Friday, July 2, 2010

Capitalism: A Love Story (2009)


CAPITALISM: A LOVE STORY  (2009)  ¢ ¢ ¢ 1/2
    D: Michael Moore
Look out, corporate America. Puck is at it again. With his shambling bulk, baggy clothes and baseball cap, Michael Moore more closely resembles a working-class Falstaff, but if he could somehow magically turn the chairman of Goldman Sachs into a jackass, there's no doubt he'd do it. He does the next best thing, indicting those at the top of our financial system on broad-based charges of greed and corruption at the expense of everybody else.
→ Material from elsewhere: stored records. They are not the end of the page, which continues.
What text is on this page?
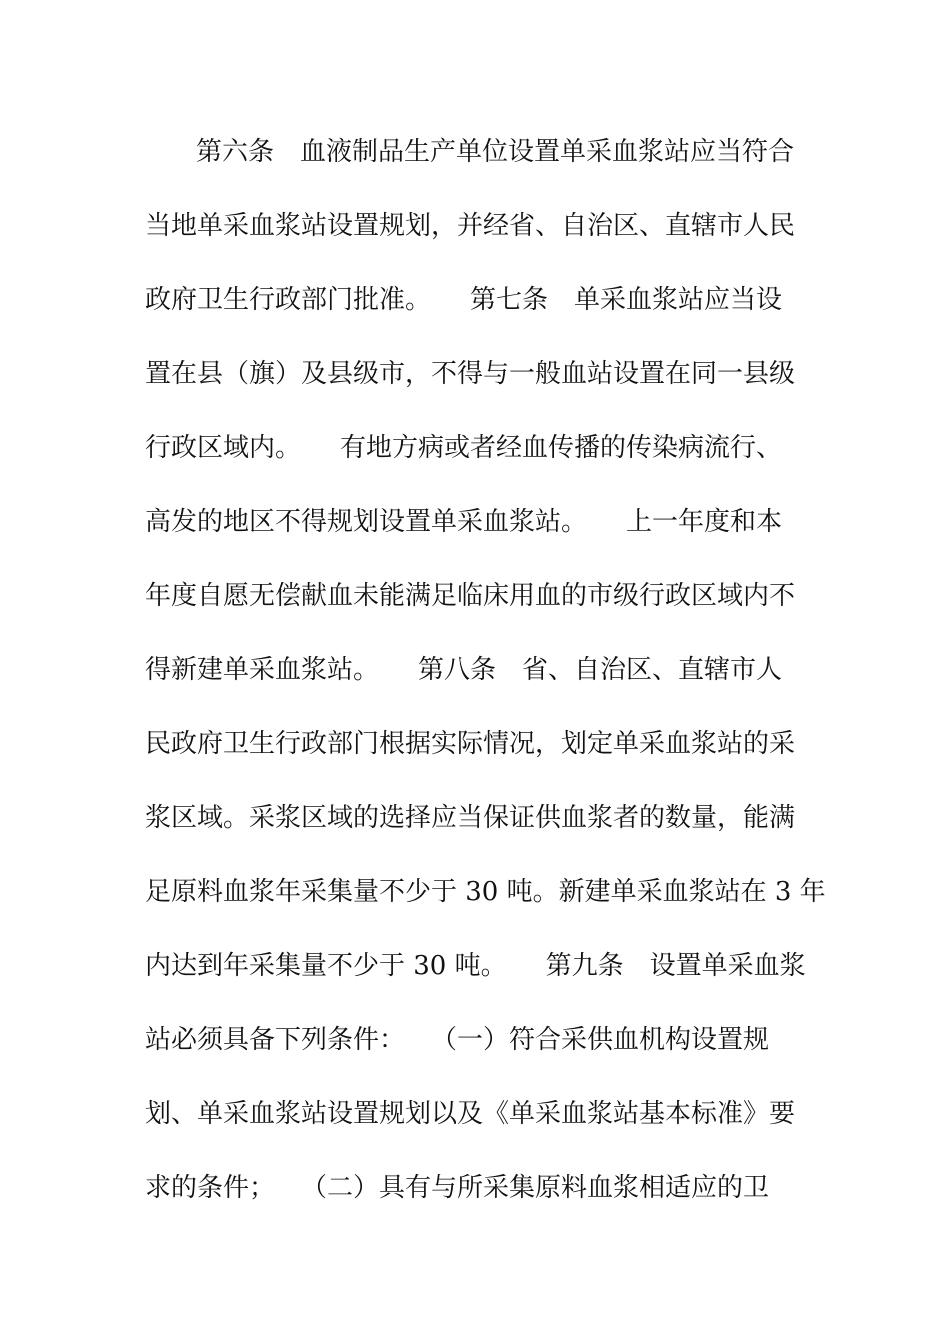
第六条　血液制品生产单位设置单采血浆站应当符合
当地单采血浆站设置规划，并经省、自治区、直辖市人民
政府卫生行政部门批准。　　第七条　单采血浆站应当设
置在县（旗）及县级市，不得与一般血站设置在同一县级
行政区域内。　　有地方病或者经血传播的传染病流行、
高发的地区不得规划设置单采血浆站。　　上一年度和本
年度自愿无偿献血未能满足临床用血的市级行政区域内不
得新建单采血浆站。　　第八条　省、自治区、直辖市人
民政府卫生行政部门根据实际情况，划定单采血浆站的采
浆区域。采浆区域的选择应当保证供血浆者的数量，能满
足原料血浆年采集量不少于 30 吨。新建单采血浆站在 3 年
内达到年采集量不少于 30 吨。　　第九条　设置单采血浆
站必须具备下列条件：　　（一）符合采供血机构设置规
划、单采血浆站设置规划以及《单采血浆站基本标准》要
求的条件；　　（二）具有与所采集原料血浆相适应的卫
As usual, Moore's weapon of choice is a scattergun, not a laser, but also as usual, his sense of purpose is unwavering. He doesn't just want to make you laugh or piss you off. He wants you to think and act. So he takes aim at the mortgage debacle and the bank bailout, but his most provocative finding here is a policy practiced by Wal-Mart and other big corporations, to take out life insurance policies on their employees (referred to, in writing, as "dead peasants"), and collect huge payoffs - the money going to the company, not the survivors - when the "peasants" pass. To suggest that Moore loads the dice, stacks the deck and engages in what might be called grandstanding is to overstate the obvious. He does that stuff, sure. But he also makes the point, emphatically, over and over, that the real face of our free-market economy doesn't belong to the crooks in the glass towers, but the dispossessed. He's mischievous, that Puck.